Ma non basta. Qualcosa d’altro ancora ha detto con chiarezza dell’oggi il film di Paolo Sorrentino, che pure racconta un’Italia apparentemente superata. Ed il portato della creduloneria veicolata per tramite degli strumenti persuasione di massa. Prendete la scena strepitosa nella quale Berlusconi/Servillo convince una povera donna a comprare un appartamento che non sarà mai realizzato. Un sogno, dice Berlusconi/Servillo; un sogno propugnato con la forza della tv. I Casaleggio’s, in nome di una spavalda modernità, hanno solo capito che a controllare le intelligenze (?) delle masse non sarebbe più stata la televisione ma il web. Ciò che spaventa della cosiddetta piattaforma Rousseau (povero Rousseau, quante volte si sarà rigirato nella tomba a veder preso sul serio il suo unico errore teorico!) non è tanto la sua opacità: ancora oggi non sappiamo ufficialmente come Berlusconi abbia fatto quella montagna di soldi che poi gli ha permesso di comprarsi il governo del Paese.

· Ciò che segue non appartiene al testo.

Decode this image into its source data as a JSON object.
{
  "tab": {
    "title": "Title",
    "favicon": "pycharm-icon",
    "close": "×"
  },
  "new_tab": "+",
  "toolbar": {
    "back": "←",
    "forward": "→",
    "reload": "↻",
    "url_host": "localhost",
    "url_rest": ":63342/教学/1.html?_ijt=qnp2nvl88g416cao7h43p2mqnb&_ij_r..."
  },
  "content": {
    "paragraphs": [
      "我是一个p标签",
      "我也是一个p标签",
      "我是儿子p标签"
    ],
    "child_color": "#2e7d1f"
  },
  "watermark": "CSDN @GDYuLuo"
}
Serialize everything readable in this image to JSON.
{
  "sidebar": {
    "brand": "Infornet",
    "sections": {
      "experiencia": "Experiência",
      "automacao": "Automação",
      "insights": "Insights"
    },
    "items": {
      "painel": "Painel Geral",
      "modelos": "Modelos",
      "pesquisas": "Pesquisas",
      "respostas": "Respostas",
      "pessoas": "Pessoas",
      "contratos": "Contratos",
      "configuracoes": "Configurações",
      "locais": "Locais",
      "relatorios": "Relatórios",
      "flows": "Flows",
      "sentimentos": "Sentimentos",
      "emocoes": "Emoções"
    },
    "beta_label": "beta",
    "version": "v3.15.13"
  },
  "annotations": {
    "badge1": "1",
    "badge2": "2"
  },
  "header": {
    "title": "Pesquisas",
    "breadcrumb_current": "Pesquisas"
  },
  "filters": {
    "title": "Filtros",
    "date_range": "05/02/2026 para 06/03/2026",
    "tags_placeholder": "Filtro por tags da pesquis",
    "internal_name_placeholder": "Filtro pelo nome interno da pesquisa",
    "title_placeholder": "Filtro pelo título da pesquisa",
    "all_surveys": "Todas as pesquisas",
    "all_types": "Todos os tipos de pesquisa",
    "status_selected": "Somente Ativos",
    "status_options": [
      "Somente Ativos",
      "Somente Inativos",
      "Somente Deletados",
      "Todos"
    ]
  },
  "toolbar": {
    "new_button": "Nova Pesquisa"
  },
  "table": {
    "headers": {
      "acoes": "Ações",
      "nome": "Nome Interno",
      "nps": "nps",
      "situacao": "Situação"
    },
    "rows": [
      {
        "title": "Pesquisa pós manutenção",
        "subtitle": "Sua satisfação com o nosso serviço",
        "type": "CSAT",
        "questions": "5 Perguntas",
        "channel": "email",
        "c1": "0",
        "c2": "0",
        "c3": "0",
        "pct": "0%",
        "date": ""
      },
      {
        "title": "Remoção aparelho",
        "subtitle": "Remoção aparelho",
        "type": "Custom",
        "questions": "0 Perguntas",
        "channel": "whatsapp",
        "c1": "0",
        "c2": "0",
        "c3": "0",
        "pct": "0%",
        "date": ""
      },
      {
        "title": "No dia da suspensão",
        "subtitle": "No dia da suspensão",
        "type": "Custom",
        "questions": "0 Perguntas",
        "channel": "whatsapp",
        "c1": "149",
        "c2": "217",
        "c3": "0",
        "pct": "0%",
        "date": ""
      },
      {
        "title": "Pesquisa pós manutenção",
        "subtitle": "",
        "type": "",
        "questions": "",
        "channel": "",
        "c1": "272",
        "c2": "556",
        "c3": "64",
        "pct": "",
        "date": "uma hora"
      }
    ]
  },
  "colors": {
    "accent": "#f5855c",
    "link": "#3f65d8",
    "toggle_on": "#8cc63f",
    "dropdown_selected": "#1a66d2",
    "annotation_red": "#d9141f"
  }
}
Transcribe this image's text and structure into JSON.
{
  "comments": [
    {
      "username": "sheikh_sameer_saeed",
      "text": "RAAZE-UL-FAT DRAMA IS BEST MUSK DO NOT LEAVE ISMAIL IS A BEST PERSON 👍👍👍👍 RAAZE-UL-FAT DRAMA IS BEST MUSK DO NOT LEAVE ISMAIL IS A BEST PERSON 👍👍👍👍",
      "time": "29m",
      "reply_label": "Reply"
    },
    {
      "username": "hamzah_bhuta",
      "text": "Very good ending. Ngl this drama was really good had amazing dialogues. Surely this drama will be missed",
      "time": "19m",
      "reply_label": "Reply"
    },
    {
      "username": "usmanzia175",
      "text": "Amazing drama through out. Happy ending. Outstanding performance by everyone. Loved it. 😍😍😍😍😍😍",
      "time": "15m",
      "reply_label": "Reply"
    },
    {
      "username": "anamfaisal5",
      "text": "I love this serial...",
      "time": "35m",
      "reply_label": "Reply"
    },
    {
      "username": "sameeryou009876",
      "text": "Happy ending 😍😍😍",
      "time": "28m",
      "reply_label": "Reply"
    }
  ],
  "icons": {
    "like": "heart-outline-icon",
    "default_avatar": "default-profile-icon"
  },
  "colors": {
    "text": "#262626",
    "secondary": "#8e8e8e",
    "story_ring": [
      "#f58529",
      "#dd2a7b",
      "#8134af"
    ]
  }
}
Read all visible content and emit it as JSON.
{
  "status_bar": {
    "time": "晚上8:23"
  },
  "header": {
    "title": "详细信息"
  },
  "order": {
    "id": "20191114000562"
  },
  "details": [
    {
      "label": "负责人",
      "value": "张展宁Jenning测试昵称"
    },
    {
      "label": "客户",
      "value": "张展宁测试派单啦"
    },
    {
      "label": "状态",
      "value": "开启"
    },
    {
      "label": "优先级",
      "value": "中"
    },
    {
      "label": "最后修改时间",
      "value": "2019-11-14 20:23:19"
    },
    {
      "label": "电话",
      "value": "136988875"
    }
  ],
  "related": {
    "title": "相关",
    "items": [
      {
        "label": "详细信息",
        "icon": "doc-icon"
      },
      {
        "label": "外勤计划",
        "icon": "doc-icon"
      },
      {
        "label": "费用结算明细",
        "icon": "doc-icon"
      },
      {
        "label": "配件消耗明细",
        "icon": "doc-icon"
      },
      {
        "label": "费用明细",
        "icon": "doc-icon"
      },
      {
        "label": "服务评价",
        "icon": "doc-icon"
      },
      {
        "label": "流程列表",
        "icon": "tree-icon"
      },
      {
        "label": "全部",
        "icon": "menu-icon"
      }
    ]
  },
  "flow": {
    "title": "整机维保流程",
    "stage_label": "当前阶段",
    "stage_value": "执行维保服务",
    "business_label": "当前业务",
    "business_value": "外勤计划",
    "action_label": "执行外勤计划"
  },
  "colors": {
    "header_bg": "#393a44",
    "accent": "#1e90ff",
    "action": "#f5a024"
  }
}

Ciò che preoccupa è proprio l’impossibilità di verificarne i meccanismi. L’esercizio della verifica essendo un caposaldo non tanto del buon giornalismo (per questo le fake news non sono intaccate dal buon giornalismo), non tanto della democrazia (la democrazia propriamente detta è la grande sconfitta del Ventunesimo secolo) quanto dei tre principi fondativi della cultura sociale occidentale dal Settecento a oggi: libertà, uguaglianza e fratellanza. Curioso, veramente curioso che a smontare l’equazione illuminista secondo la quale le regole difendono i deboli, l’assenza di regole premia i forti sia stata un’entità che usurpa il nome di uno dei padri dell’illuminismo.